The clips of characters Paul has crashed with - as well as concert and interview footage and, yes, a guitar lesson - can be seen on "3,000 Miles," a film shot on the road in 1995 that will be available on DVD at Paul's Web site (www.ellispaul.com) and at concerts later this year. It's a window on an artist's world that, in the last several years, has expanded beyond the borders of a typical folk singer's trajectory.

Thanks to the Farrelly brothers, who hand-picked Paul songs for the soundtracks to their films "Me, Myself, and Irene" and "Shallow Hal," 18-year-old gross-out-movie fans show up at his concerts now alongside the familiar faces of baby boomers. In May, Paul published "Notes From the Road," a collection of stories, vignettes, sketches, and poems - financed entirely by preorders on his Web site. Earlier this year he hosted a cruise to Bermuda with 50 fans and a writing workshop in Alaska and spent a long weekend at a bed and breakfast in Gettysburg, Pa. - playing casual concerts in the evenings and touring battle sights by day.

Paul's Web site - where he has been known to initiate interactive short-story projects and post recommended reading - is a virtual encyclopedia of his tastes, interests, and life story.

"The main thing is to somehow convey who I am, visually," says Paul, who grew up in a potato-farming family in Maine and recently moved back to his home state after 15 years in Boston. "We're trying to put my personality onto the site. This music isn't in the mainstream, on TV and in magazines, so people visit the Web site because it's one of the only places to communicate with me and be part of that group."

That group Paul refers to has spawned certain tightknit subsets, elite minicommunities of people who choose to spend chunks of their lives in pursuit of the Ellis Paul experience. Karen Zundel schedules her vacation time around Paul's tours. She went on the cruise and the B&B weekend and has made several trips from Pennsylvania to Texas - home to a couple of other hard-core fans - where a bunch of them caravan around the state to one show after another.

"It's a sickness," says Zundel. "But we really have become this little family. I can only shake my head at the friends I've made and the people who've come into my life as a result of this. I know Ellis is inundated with people wanting a piece of him, and I respect the boundaries of privacy. But I say he's a friend, and he refers to me that way."

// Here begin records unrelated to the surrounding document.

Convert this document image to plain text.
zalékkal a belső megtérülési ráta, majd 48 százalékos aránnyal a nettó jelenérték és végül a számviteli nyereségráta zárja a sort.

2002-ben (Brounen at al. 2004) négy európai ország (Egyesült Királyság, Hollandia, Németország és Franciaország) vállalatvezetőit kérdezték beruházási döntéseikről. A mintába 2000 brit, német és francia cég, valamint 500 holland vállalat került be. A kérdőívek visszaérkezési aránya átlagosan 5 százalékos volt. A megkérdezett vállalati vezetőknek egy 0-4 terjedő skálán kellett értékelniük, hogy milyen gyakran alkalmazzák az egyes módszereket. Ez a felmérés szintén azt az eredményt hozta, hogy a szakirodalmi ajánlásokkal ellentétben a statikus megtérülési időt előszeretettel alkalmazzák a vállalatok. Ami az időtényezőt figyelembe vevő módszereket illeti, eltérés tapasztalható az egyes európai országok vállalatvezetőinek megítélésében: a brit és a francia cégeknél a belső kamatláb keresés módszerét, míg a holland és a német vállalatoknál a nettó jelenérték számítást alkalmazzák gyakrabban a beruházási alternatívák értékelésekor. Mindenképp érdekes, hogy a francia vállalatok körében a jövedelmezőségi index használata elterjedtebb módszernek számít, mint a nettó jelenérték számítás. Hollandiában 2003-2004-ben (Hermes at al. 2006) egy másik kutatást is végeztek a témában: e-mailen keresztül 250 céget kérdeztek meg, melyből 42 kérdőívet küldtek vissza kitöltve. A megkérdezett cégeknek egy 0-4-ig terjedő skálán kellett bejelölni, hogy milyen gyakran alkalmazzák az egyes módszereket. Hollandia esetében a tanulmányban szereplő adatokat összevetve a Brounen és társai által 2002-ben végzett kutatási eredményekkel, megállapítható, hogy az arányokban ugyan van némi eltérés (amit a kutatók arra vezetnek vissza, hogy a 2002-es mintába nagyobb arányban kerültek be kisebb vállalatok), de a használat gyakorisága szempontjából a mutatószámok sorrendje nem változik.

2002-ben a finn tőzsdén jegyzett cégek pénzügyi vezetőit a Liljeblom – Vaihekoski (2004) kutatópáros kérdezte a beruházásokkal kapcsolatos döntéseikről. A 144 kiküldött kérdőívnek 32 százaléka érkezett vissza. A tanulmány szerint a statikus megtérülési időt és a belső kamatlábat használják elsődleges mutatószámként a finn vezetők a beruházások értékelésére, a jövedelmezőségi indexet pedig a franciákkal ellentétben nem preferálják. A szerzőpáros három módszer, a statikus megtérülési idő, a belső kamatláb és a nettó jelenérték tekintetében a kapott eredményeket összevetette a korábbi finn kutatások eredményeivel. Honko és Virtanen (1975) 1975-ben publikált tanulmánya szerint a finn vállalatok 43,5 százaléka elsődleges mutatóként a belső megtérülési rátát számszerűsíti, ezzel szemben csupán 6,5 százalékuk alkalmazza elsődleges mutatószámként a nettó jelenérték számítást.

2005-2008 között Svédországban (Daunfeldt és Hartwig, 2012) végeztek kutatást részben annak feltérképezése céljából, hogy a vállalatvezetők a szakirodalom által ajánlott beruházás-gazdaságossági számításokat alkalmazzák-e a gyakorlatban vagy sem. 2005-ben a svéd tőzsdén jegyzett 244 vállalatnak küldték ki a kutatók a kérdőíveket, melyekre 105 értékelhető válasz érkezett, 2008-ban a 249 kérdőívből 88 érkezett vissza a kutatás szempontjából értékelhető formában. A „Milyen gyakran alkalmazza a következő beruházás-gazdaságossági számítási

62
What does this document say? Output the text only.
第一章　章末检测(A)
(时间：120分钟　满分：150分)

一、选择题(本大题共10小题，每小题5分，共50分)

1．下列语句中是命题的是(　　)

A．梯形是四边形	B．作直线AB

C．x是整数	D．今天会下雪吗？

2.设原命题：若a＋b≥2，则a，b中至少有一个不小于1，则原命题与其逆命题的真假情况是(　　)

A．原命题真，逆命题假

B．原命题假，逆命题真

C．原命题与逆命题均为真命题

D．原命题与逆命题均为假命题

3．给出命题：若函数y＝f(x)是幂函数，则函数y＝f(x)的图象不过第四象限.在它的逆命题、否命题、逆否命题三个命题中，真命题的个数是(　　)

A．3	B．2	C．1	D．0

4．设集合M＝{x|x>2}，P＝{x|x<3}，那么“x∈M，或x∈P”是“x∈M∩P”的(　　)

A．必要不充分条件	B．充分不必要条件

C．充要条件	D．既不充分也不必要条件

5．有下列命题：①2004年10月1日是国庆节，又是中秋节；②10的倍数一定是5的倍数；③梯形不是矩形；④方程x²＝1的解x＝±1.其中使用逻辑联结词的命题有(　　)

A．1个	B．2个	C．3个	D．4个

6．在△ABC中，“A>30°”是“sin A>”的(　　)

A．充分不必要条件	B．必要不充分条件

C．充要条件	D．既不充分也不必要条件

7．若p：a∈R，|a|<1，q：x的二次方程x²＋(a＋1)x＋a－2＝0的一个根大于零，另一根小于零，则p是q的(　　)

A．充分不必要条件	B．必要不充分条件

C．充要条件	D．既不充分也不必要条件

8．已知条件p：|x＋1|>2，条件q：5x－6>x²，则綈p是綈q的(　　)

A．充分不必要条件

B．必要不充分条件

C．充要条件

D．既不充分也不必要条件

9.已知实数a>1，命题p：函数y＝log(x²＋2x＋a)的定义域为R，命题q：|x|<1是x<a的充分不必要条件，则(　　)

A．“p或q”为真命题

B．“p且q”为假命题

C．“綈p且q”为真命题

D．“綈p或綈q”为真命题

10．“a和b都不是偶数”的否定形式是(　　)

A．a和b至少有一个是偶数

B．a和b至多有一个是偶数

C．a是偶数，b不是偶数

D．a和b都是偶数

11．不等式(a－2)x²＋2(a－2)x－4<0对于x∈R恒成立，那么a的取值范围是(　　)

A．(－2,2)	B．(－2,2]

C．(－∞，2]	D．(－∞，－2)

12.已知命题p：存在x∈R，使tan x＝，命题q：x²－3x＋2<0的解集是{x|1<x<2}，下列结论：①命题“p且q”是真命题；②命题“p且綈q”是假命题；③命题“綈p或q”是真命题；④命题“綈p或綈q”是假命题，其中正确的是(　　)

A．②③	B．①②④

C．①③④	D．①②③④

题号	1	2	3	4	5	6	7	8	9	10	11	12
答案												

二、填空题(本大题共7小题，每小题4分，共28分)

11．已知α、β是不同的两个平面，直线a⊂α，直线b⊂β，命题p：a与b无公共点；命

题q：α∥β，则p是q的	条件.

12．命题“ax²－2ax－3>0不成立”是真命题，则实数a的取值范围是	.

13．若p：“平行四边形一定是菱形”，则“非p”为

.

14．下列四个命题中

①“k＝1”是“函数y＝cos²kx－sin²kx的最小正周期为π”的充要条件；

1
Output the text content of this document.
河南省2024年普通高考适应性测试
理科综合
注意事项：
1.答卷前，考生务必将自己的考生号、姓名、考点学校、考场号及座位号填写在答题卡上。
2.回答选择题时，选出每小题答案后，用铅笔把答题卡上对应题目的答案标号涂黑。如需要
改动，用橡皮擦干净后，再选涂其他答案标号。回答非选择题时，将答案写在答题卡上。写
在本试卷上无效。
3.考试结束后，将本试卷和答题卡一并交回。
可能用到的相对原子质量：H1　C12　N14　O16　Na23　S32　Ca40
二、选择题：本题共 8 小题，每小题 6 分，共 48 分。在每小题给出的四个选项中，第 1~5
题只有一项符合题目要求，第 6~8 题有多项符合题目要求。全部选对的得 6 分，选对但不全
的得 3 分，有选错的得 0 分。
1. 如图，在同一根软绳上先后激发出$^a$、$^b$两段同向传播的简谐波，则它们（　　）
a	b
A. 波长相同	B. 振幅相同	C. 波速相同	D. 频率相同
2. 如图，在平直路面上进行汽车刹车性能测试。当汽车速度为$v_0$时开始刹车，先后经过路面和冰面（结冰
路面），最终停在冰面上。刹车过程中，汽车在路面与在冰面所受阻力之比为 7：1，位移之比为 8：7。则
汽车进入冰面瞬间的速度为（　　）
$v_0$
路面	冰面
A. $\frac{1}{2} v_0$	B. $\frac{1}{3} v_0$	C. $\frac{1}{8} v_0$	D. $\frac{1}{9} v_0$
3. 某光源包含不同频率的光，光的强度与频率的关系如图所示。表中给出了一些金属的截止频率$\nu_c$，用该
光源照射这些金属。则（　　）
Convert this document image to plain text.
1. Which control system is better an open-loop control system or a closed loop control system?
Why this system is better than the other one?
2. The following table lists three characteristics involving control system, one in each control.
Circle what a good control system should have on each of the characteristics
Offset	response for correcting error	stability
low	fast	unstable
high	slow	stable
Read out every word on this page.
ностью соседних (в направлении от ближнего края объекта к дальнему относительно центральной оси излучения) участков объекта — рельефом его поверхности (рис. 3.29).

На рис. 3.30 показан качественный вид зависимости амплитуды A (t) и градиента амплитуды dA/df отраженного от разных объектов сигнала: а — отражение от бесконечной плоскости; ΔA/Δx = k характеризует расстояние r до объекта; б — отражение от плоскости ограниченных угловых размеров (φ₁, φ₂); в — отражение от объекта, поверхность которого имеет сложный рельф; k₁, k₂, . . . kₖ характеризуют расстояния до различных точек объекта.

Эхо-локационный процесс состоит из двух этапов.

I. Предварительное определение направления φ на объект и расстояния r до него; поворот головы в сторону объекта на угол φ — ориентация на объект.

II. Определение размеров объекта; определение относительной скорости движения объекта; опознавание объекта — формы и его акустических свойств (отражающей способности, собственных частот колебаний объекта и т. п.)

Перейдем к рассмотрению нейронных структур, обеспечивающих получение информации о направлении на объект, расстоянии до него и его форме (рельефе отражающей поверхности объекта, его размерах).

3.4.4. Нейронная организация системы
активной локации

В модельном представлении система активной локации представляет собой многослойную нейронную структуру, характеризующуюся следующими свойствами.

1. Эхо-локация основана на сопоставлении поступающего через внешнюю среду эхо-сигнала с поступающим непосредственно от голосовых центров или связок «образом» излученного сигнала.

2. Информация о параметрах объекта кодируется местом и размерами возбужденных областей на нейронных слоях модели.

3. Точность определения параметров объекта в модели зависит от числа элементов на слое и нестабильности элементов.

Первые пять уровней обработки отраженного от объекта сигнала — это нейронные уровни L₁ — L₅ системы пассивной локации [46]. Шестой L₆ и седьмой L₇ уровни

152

Despite a decade of steady career growth - thanks in large part to a relentless touring schedule - Paul is shifting gears. In April he moved with his companion, Sharon Teeler, to a rambling house on 9 acres in Edgecomb, Maine. He's spent less than a month there.

After wrapping up the promotional tour for "The Speed of Trees," Paul hopes to settle into a lifestyle geared more toward a home life than a life on the road. He's built a home studio. Writing, rather than touring, Paul hopes, will be his primary focus in the coming years.

Which isn't exactly good news for his legions of fans. Zundel, however, has made her peace.

"At my 100th show Ellis invited me up onstage to introduce him. I can die happy now."